Creating a low-calorie shopping list will also help.

"If you get them used to baked chips instead of fried chips, popcorn instead of cheese doodles, diet soda instead of regular soda, you will be helping everyone -- and if you are tempted to snack, you'll be controlling at least some of the calories and fat," says Mezansky.

But what if you're not the one cooking the meals or doing the shopping?

Anytime you're served high-calorie foods, experts say, eat a little of the most calorie-dense dishes (like lasagna or pizza), and fill the rest of your plate with salad and vegetables. Be sure to skip the high-calorie accoutrements like garlic bread or gravy. The same strategy works when your best friend insists on taking you to lunch at Calorie City.

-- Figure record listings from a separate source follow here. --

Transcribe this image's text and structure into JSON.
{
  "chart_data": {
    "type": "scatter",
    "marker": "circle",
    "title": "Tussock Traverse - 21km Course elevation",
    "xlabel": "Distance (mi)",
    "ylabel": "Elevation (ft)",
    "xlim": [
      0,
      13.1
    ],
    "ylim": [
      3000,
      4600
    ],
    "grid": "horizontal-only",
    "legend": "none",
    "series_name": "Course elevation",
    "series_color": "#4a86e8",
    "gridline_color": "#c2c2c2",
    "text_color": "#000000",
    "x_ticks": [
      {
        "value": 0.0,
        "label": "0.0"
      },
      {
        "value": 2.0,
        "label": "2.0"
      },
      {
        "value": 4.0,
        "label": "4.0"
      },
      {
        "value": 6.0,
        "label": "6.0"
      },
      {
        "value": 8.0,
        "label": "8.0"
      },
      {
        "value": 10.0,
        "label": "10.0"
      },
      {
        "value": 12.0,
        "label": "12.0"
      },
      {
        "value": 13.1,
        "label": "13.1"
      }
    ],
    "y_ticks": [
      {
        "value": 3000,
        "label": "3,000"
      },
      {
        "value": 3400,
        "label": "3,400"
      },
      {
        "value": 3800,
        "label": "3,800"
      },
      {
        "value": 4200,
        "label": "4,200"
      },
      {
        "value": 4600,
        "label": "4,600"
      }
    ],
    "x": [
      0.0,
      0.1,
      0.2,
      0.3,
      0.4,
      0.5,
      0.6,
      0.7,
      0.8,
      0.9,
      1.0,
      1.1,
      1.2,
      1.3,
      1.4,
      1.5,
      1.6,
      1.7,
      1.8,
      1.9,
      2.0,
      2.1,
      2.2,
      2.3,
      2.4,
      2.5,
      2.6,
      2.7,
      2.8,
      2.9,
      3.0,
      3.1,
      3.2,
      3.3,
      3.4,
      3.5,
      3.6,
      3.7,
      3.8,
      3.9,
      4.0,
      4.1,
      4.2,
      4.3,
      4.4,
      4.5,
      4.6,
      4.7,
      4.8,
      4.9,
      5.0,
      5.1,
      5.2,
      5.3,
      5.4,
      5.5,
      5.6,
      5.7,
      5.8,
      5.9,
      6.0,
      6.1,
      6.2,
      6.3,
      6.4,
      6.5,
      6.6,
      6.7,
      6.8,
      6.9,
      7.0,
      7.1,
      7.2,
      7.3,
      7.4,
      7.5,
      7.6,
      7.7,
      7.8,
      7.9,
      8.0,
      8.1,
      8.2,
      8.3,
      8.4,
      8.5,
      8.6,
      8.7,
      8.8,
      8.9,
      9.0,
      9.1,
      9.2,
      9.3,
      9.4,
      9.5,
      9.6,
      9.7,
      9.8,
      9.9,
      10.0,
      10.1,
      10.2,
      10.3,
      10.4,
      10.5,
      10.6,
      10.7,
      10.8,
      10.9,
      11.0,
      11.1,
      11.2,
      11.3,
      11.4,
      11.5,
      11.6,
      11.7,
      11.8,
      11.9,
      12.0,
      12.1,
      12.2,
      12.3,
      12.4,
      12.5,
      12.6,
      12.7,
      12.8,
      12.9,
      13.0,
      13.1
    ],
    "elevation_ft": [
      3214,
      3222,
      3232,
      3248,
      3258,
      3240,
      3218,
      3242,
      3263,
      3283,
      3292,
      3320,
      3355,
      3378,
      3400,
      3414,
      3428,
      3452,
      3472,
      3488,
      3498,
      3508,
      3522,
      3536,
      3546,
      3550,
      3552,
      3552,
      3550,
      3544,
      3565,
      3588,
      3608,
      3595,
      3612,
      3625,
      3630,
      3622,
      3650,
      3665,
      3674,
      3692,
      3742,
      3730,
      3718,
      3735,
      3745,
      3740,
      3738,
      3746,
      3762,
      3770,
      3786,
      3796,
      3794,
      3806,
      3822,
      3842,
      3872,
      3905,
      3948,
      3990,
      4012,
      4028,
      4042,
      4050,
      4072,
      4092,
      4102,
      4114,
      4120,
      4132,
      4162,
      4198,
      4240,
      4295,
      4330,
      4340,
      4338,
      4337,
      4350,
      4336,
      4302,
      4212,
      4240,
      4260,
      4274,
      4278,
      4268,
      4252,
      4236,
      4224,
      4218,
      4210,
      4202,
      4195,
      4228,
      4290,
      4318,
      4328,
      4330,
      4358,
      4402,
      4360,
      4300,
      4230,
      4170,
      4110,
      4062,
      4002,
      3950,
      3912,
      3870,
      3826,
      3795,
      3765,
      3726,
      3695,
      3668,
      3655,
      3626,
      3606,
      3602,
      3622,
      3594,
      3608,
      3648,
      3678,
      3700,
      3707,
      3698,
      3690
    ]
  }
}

"If there are only high-calorie foods on the menu, ask your friend to split an entree with you so at least you're eating less," says Restuccia. And insist that next time, you get to pick the restaurant. Then choose one where you know you can order something healthy.

5. Be Reassuring

For some, seeing and smelling forbidden foods can be the ultimate seduction. For others, it matters not so much what their partners eat as what they say.

This is especially true when a loved one hands over that box of chocolates while saying things like, "I like you plump" or, "You're sexier when you're heavy." Experts say such words can often send a dieter over the edge. "Something many overweight people share in common is low self-esteem, and when you already believe you're undesirable, hearing that losing weight will make you even more undesirable can make dieting very difficult," Restuccia tells WebMD.

What should you do if this happens? First, Goodstein says, try to get the bottom of why your partner feels this way. You may find it's really their fears and not their desires they're expressing, he says.

"When one partner begins to lose weight and improve their appearance, the other may feel threatened or scared that this new attractive person won't want them anymore," says Goodstein.

By encouraging the dieter to remain overweight, the partner can exert a form of control -- or at least ensure that the one with the "new" body is less likely to stray.

To get around it, he says, lovingly reassure your partner that your weight loss goals are driven by health, not vanity, and that losing those extra pounds will help ensure a better future for both of you.

"Make certain to explain the serious health risks involved in being overweight, and assure them that sticking to your diet is one way to ensure that you'll be around longer to share the future together," says Mezansky.